An agony aunt barber offers free haircuts and beard trims to homeless people in Islington – and says dancing helps lift their spirits.

Mojo Stewart works as a performer at children's birthday parties when he isn't giving out trims to anyone who wants them, including those on low incomes who aren't homeless.

He pitches up outside Angel station from 12pm to 2pm every Tuesday and then relocates to under Stroud Green Bridge, where he works from 3pm to 5pm.

Mojo started cutting hair in 2018 while volunteering at a soup kitchen in Stratford, but other volunteers didn't enjoy the "hubbub" he made by playing music and dancing while working. So he started volunteering and called it the "groove, groom and grub" initiative.

"It's not just hair cutting," he told the Gazette, "It's also about lifting people's spirits, so when I'm cutting hair I have the music going and people stop and dance with me. One lady at the Angel told me she had been diagnosed with cancer and had been depressed, and she would pop by and said this made her feel better."

He plays songs that "befit" his age, like Blame it on the Boogie, lots of Earth Wind and Fire and even the Macarena. Mojo, who didn't disclose his age, also prepares sandwiches and cuts hair twice a week in Stratford.

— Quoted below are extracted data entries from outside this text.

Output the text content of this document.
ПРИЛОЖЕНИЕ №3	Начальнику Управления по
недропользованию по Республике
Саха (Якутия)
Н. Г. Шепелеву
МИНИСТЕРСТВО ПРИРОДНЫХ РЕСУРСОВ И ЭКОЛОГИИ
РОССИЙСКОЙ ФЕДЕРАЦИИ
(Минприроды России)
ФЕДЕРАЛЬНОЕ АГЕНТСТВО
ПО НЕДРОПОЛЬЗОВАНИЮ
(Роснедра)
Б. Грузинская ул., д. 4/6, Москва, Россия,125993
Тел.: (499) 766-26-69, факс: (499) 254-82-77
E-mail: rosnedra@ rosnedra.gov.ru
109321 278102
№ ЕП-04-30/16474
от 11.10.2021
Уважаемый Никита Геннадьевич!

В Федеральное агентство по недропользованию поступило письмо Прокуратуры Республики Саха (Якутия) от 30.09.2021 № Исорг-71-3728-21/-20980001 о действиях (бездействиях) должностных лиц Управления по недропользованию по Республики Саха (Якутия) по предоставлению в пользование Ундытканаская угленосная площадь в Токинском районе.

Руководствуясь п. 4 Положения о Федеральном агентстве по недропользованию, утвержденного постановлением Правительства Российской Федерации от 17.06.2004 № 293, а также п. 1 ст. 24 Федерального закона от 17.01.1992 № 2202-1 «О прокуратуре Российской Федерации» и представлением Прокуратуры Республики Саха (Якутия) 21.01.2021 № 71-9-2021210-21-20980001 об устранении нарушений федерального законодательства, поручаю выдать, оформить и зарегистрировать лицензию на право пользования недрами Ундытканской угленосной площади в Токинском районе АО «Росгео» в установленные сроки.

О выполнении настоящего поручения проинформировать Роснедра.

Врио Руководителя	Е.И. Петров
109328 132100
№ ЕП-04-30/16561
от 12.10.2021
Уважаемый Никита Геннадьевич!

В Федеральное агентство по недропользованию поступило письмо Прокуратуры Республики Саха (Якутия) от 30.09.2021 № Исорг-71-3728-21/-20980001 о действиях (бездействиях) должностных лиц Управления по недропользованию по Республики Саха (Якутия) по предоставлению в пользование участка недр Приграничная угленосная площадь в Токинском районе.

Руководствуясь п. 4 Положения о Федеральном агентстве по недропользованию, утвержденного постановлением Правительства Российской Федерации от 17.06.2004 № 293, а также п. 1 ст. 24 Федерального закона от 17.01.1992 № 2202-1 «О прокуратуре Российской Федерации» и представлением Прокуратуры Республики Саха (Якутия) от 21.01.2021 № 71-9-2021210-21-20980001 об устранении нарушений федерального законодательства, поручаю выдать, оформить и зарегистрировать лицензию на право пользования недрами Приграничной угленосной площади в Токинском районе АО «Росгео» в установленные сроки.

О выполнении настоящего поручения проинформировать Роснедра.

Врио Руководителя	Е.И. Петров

"It's not a charity," he added. "I don't really believe in charity. If you want to do something just go and do it.

"I'm not asking you to do what I do, I'm just asking you to do something. I would never have thought when I was younger I would go out on the streets and do this, but I like dancing, I seem to have a good rapport with people and now cut hair." Asked why he does it, Mojo said: "I would say depression, my own. Personally it does lift me. [...] Sometimes I feel really sad and this makes me feel really good and I have some regulars which is really nice, people who's hair I cut every two weeks and they come back to see me and talk to me. Over the past couple of weeks I found myself being a bit of an agony aunt. Homeless people stop for a chat and tell me how things are going. Sometimes I say to them: 'I'm not in a much better situation than you', but at the end of the day we are making each other feel better.

I put a smile on their faces - and if I died tomorrow I'd feel like I did something."